Une goutte d’eau dans un nuage est un seul en scène pluvieux qui nous emmène dans un voyage théâtral et sonore envoûtant.
Une goutte d’eau dans un nuage est l’histoire vraie d’une femme qui s’expatrie à Saïgon et nous raconte. Se raconte. C’est une parenthèse enchantée dans laquelle nous nous sommes blottis le temps d’un spectacle – ou plutôt d’un voyage – d’une originalité folle. Un dépaysement total. Nous avons trouvé notre petit bijou de ce Festival Off 2021.
Un véritable talent de conteuse
Elle arrive sur scène avec sa valise et son ciré rose. Embarquement immédiat pour Ho Chi Minh. Avec une voix que l’on écouterait pendant des heures, elle raconte la ville électrique, la ville grouillante, ses odeurs, ses sons, ses atmosphères, sa jungle. Et c’est comme une poésie qu’elle nous livre. Notre attention est suspendue à ses mots presque sussurés. Car, tout autant que la destination, ce sont eux qui nous font voyager.
En effet, le texte d’Eloïse Mercier est un petit bijou. Délicat, puissamment évocateur, presque charnel, il peint les paysages, arrondit tous les angles. Il décrit l’immense, l’évident, mais aussi le subtile, l’infime, « tout ce qu’on n’entend pas parce que le bruit est trop fort. » Chaque phrase est un voyage à elle seule.
Un voyage tout aussi intérieur
A travers son regard, sa sensibilité, nous redécouvrons cette ville qui nous est déjà familière. Son air étouffant, ses bruits incessants, son agitation permanente, ses habitants qui grouillent comme des fourmis, ses pluies diluviennes. Elle décrit le vertige, l’étourdissement. Celui qui vient de dehors, mais pas seulement.
Car c’est aussi d’un voyage intérieur dont il est question. Celui d’une femme perméable, submergée par ses doutes. Elle nous parle de A et de B, des rencontres qui bouleversent le cours des choses, des jours qui se succèdent jusqu’à devenir le quotidien, de ces pluies de mousson qui menacent parfois de la faire déborder de l’intérieur. Un changement de paysage, de décor, de peau.
Un spectacle totalement immersif
La mise en scène est à l’image du reste : inventive et poétique. Des vidéos apparaissent sur l’écran du vieux poste de télévision, une musique s’élève du tourne-disque sur lequel tourne un scooter miniature, elle ouvre son parapluie rose pour se protéger de la pluie… En arrière-plan, les bruits de la ville, de la pluie, des gouttes d’eau qui éclaboussent, des oiseaux, de la voix de A… Une partition immersive créée à partir d’enregistrements faits au Vietnam.

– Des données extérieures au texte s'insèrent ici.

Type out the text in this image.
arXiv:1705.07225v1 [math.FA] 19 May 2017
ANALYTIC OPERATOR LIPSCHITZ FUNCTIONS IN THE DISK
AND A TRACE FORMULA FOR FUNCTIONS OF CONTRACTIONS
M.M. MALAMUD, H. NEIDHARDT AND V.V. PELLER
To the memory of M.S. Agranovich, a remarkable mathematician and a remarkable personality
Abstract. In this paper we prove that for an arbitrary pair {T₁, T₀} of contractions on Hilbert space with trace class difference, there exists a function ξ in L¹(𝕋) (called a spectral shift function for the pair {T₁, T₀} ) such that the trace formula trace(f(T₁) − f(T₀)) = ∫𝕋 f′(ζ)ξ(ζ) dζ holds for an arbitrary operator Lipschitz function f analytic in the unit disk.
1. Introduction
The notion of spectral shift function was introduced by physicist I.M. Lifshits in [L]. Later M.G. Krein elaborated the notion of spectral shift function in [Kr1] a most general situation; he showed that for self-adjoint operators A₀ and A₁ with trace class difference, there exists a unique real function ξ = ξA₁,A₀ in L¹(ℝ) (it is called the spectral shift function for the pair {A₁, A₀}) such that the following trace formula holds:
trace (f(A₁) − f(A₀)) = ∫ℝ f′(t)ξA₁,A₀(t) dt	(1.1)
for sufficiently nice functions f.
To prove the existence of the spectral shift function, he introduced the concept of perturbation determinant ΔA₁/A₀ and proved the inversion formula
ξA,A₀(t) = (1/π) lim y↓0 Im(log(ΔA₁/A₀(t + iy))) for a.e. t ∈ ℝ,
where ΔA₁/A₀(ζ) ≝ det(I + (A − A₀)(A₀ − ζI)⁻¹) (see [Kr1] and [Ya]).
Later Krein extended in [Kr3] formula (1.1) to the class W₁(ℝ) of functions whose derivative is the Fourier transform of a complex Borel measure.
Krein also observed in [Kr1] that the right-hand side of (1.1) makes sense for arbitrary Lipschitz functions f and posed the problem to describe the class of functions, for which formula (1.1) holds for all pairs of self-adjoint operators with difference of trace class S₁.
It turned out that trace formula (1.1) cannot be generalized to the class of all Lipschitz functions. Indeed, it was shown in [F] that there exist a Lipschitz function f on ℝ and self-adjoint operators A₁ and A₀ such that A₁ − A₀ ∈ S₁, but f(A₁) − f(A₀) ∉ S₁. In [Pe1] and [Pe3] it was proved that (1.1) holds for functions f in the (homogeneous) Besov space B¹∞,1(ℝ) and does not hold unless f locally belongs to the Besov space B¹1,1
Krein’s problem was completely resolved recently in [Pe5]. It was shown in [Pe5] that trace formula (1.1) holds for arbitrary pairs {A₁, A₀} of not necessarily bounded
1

Une averse s’abattant soudainement sur la forêt nous laisse fascinés ; le bruit d’un linge délicatement essoré devient caresse. Et puis, soudainement, l’orage que nous avions senti gronder explose. La goutte d’eau devient celle qui fait déborder le vase. Et sur un air de techno qui s’affole, les mots se précipitent pour décrire le changement de la ville, celui du monde en perdition. La modernité qui avale tout mais ne digère rien, les repères qui se brouillent.
Puis la parenthèse se referme, et nous sommes déjà nostalgiques de ce moment d’une délicatesse infinie. Un immense coup de cœur.
Une goutte d’eau dans un nuage, de et avec Eloïse Mercier, mis en scène par Eloïse Mercier, se joue au Théâtre Transversal, à Avignon, du 07 au 31 juillet à 19h15. Relâche les mardis.